#Enough: Long caught in violence, Chicago students demand change

World Today

Across U.S., Students Walk Out Of Schools To Address School Safety And Gun ViolenceStudents march through the violence-prone Little Village community after walking out of their classes at Community Links High School on March 14, 2018 in Chicago, Illinois. (Scott Olson/Getty Images/AFP)

Cities across the U.S. are dealing with gun violence each and every day, especially communities in Chicago. So when students across the U.S. walked-out of classes to protest a school massacre in Florida, many young people in the Windy City joined that call for change.

CGTN’s Dan Williams has more.

It was a sign of support and solidarity, as hundreds of students from the Perspectives High School of Technology in Chicago staged a walkout. The march was part of the national #Enough movement, calling for stronger gun laws, while also paying tribute to those killed at a high school in Parkland, Florida last month.

The issue of gun violence resonates loudly here. More than 3,500 people were shot last year in the Windy City.

“It’s a plague. It’s an epidemic,” student Kray Butler Jr. said. “It is becoming more and more intrusive. Shootouts are happening. One of the cousins I lost, he was minding his business at a park playing basketball, but a shootout happened, and unfortunately he was shot and killed.”

Scars of Chicago’s gun violence are not hard to find. Makeshift memorials and outdoor message boards show pictures of just some of the children killed in the area.

Lamar Johnson runs Bold Resistance Against Violence Everywhere, and recently joined a group that paid a visit to the Parkland survivors in Florida.

“You have to come to the reality and say that gun violence is affecting everybody. What happened at Parkland just woke the country up,” he explained. “I would say it gave me the opportunity to share to the Parkland students, that what you experienced for six minutes, we experience every day.”

Others have a different view. About 50 miles away in Crystal Lake, people young and old are busy at a shooting range.

Tom Dorsch is the director of operations at On Target Range and Tactical Training Center, and says it’s wrong to simply focus on gun owners.

“They don’t understand that 99.9 percent of people who have a gun are safe gun-owners,” according to Dorsch. “And I want to say this: that nobody cries more for these children of gun violence than gun owners. It’s not the law abiding gun owners who should be on trial here, and have more and more rights taken away.”

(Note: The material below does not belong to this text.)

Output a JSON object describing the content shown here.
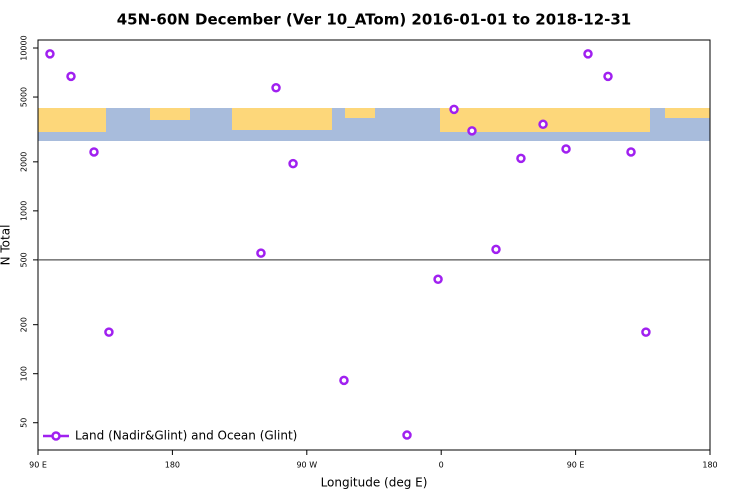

Since the Parkland massacre, the focus has shifted to ways to stop school gun attacks. One suggestion is to allow teachers the chance to carry a concealed weapon.

This idea has the backing of Tonya Franklin, a National Rifle Association certified instructor.

“I am even offering free firearm safety and training classes to teachers that want to sign up for them right now for their concealed carry,” she said. “They should have that opportunity to make that decision.”

Many, however, feel that does not address the root cause.

Gun control remains an increasingly polarizing issue. For many of these students who marched, it has also become a movement. They’re determined that their voices not only be heard, but also create action. 

“I am actually going to be the change. It is not what I want to see, it is what I am going to do,” Marian Funches said. “I am letting them know what I want to do. Trying to be a part of something bigger.”